LinuxQuestions.org
Help answer threads with 0 replies.
Go Back   LinuxQuestions.org > Forums > Linux Forums > Linux - Hardware
User Name
Password
Linux - Hardware This forum is for Hardware issues.
Having trouble installing a piece of hardware? Want to know if that peripheral is compatible with Linux?

Notices


Reply
  Search this Thread
Old 01-04-2022, 04:48 AM   #1
serafean
Member
 
Registered: Mar 2006
Location: Czech Republic
Distribution: Gentoo, Chakra
Posts: 997
Blog Entries: 15

Rep: Reputation: 136Reputation: 136
Ingress ethernet packet corruption -- out of ideas


Hi,

I'm looking for diagnostic ideas. My situation:
Ethernet (PCIe, builtin igb) network packets arrive corrupted/changed (ICMP requests -- viewed in wireshark), OS doesn't process them at all. Corruption is not random, but I haven't been able to find a pattern.

What I tried:
Disable all firewalls.
Boot liveCD.
Change cable.
remove all switches from path. Still happens on p2p link.
Add another PCIe ethernet card (r8169), corruption is the exactly the same.

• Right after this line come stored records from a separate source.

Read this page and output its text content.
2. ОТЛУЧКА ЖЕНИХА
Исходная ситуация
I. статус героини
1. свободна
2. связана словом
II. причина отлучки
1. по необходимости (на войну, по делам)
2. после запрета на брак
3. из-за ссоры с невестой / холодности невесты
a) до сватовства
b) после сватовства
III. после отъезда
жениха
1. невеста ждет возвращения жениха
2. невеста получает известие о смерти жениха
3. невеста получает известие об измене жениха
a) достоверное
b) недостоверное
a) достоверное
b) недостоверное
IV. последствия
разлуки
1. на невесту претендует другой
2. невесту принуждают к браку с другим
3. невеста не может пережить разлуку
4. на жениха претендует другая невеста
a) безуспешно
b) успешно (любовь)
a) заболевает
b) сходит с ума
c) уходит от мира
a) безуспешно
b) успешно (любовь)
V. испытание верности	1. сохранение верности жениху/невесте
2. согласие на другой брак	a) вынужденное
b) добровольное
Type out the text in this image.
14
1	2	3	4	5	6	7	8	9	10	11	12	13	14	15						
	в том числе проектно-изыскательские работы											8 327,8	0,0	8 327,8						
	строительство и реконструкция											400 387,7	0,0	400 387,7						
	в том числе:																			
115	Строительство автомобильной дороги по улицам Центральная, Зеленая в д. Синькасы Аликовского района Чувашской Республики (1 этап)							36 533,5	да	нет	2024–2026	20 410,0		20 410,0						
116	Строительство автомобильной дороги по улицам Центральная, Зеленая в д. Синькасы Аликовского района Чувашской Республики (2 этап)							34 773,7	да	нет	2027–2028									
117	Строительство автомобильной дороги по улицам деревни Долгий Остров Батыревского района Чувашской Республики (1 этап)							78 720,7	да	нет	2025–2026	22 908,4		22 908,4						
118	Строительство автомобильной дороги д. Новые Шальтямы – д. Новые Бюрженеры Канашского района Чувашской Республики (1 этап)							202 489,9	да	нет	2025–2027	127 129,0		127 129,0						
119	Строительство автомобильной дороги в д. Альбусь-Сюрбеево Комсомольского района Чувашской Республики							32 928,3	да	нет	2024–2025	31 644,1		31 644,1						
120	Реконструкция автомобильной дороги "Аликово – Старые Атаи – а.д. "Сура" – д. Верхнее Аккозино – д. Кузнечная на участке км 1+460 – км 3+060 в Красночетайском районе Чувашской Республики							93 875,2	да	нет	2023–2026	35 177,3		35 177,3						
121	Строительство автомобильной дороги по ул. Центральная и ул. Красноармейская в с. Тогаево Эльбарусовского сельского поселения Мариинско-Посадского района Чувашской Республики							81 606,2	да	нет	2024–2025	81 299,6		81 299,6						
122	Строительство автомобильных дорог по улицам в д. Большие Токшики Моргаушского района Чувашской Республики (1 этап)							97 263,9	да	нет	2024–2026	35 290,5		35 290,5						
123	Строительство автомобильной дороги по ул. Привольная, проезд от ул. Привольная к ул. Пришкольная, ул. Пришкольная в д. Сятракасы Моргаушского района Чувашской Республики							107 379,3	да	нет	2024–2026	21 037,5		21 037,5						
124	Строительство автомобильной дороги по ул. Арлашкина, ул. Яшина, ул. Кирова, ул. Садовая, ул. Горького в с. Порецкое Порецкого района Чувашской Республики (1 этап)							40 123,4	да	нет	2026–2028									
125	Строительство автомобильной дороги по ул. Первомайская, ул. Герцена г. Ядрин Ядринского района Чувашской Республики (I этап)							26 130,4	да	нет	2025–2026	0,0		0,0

Chipset: X570. CPU: AMD 5800X

At this point I'm thinking the PCIe bus is doing weird stuff. Any ideas what more to try?
 
Old 01-04-2022, 07:49 AM   #2
business_kid
LQ Guru
 
Registered: Jan 2006
Location: Ireland
Distribution: Slackware, Slarm64 & Android
Posts: 17,626

Rep: Reputation: 2619Reputation: 2619Reputation: 2619Reputation: 2619Reputation: 2619Reputation: 2619Reputation: 2619Reputation: 2619Reputation: 2619Reputation: 2619Reputation: 2619
You're on the right track swapping things out. Here's some ideas.
  • Can you get the packets correctly on another machine?
  • Can you swap out any of the cabling?
  • Can you slow speeds down in your box?
  • Can you (even temporarily) pick the signals up at the earliest point?
  • Can you do a thorough nic <--> nic test of your box?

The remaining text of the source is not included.